J. À la fin, elle n’y tint plus et cracha le morceau : il y avait un sac de pommes de terre à la parfumerie, et elle avait la clé de la porte.

K. Tous se regardèrent, et il se forma un commando pour aller récupérer le fameux sac, malgré le couvre-feu qui interdisait toute sortie nocturne.

L. Cependant, la parfumerie n’était pas loin, et tout le monde connaissait bien les ruelles mal éclairées du Vieux-Nice. Et puis, le jeu en valait la chandelle, si on peut dire dans ce cas où l’on était protégé par l’obscurité.

M. Le commando se mit en route, équipé de plusieurs paniers, pour répartir les risques. On partirait à quatre, et on reviendrait en deux groupes de deux personnes revenant par des chemins différents. Comme quoi la faim n’empêchait pas de réfléchir, bien au contraire.

N. Ces quatre filles craintives, qui n’auraient pour rien au monde mis le nez dehors la nuit, dans l’obscurité, dans un quartier infesté de rats, à la merci d’une mauvaise rencontre, ou d’une patrouille impitoyable en période de couvre-feu, partirent, guidées, telles les rois mages, par une étoile en forme de pomme de terre, que chacune distinguait avec les yeux de l’esprit.

O. Elles arrivèrent rapidement au magasin, ouvrirent la porte et se réfugièrent à l’intérieur, où elles se sentirent en sécurité. Elles n’osèrent pas allumer la lumière, à cause du couvre-feu. Mais leurs jeunes yeux, sans doute écarquillés pour mieux voir les tubercules, secondés de mains rapides et tâtonnantes, découvrirent bien vite le sac, qui fut réparti sur les quatre paniers. Elles firent bien attention de ne pas laisser traîner de pomme de terre derrière elles, et le groupe ressortit, se scinda en deux et, par deux chemins distincts mais convergents, se reconstitua à la maison.

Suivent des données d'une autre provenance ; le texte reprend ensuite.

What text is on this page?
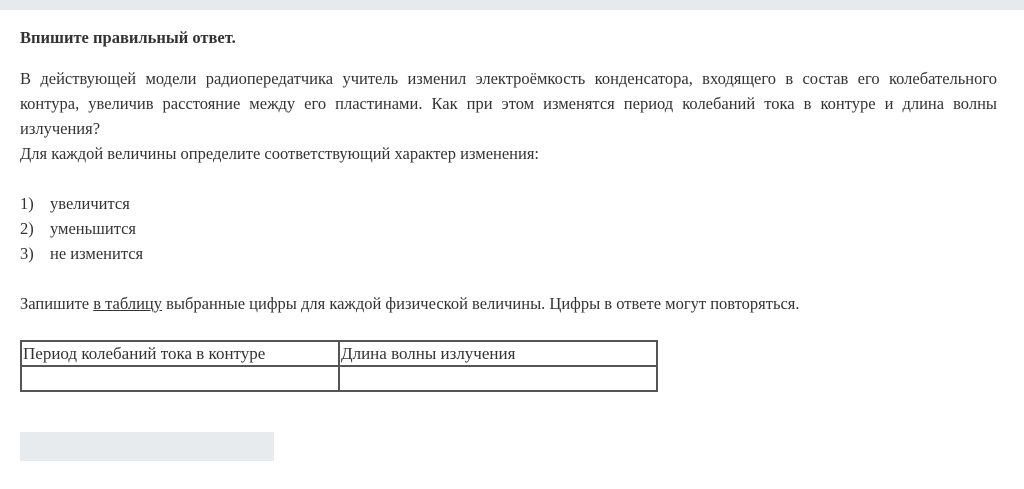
Впишите правильный ответ.

В действующей модели радиопередатчика учитель изменил электроёмкость конденсатора, входящего в состав его колебательного контура, увеличив расстояние между его пластинами. Как при этом изменятся период колебаний тока в контуре и длина волны излучения?

Для каждой величины определите соответствующий характер изменения:

1) увеличится
2) уменьшится
3) не изменится

Запишите в таблицу выбранные цифры для каждой физической величины. Цифры в ответе могут повторяться.

Период колебаний тока в контуре	Длина волны излучения
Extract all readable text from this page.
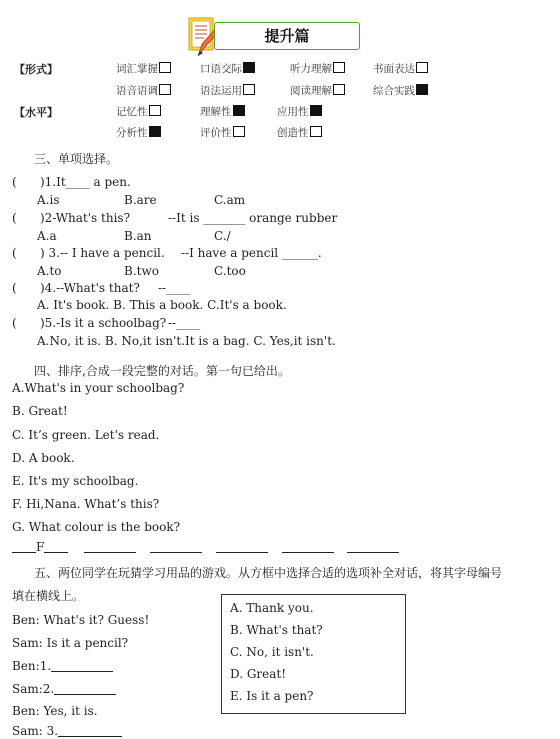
提升篇
【形式】	词汇掌握	口语交际	听力理解	书面表达
语音语调	语法运用	阅读理解	综合实践
【水平】	记忆性	理解性	应用性
分析性	评价性	创造性
三、单项选择。
( )1.It____ a pen.
A.is	B.are	C.am
( )2-What's this?	--It is _______ orange rubber
A.a	B.an	C./
( ) 3.-- I have a pencil. --I have a pencil ______.
A.to	B.two	C.too
( )4.--What's that? --____
A. It's book. B. This a book. C.It's a book.
( )5.-Is it a schoolbag? --____
A.No, it is. B. No,it isn't.It is a bag. C. Yes,it isn't.
四、排序,合成一段完整的对话。第一句已给出。
A.What's in your schoolbag?
B. Great!
C. It’s green. Let's read.
D. A book.
E. It's my schoolbag.
F. Hi,Nana. What’s this?
G. What colour is the book?
F
五、两位同学在玩猜学习用品的游戏。从方框中选择合适的选项补全对话，将其字母编号
填在横线上。
Ben: What's it? Guess!
Sam: Is it a pencil?
Ben:1.
Sam:2.
Ben: Yes, it is.
Sam: 3.
A. Thank you.
B. What's that?
C. No, it isn't.
D. Great!
E. Is it a pen?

P. Les pommes de terre furent bouillies dans leur peau, puis débarrassées de leur robe, assaisonnée autant que les conditions le permettaient, et furent dévorées avec un appétit, vérifiant ainsi le dicton allemand qui prétend que la faim est la meilleure des sauces.

Q. Ce fut un repas mémorable, d’autant plus qu’il avait été inattendu. Il resta bien quelques pommes de terre pour le lendemain, mais seulement parce que chacun s’était rempli le ventre à s’en faire péter la sous-ventrière. Cela faisait des mois que les estomacs n’avaient plus été remplis de la sorte, et une sensation de satiété que l’on aurait pu croire oubliée pour toujours avait envahi ces ventres habitués à n’être remplis qu’à moitié.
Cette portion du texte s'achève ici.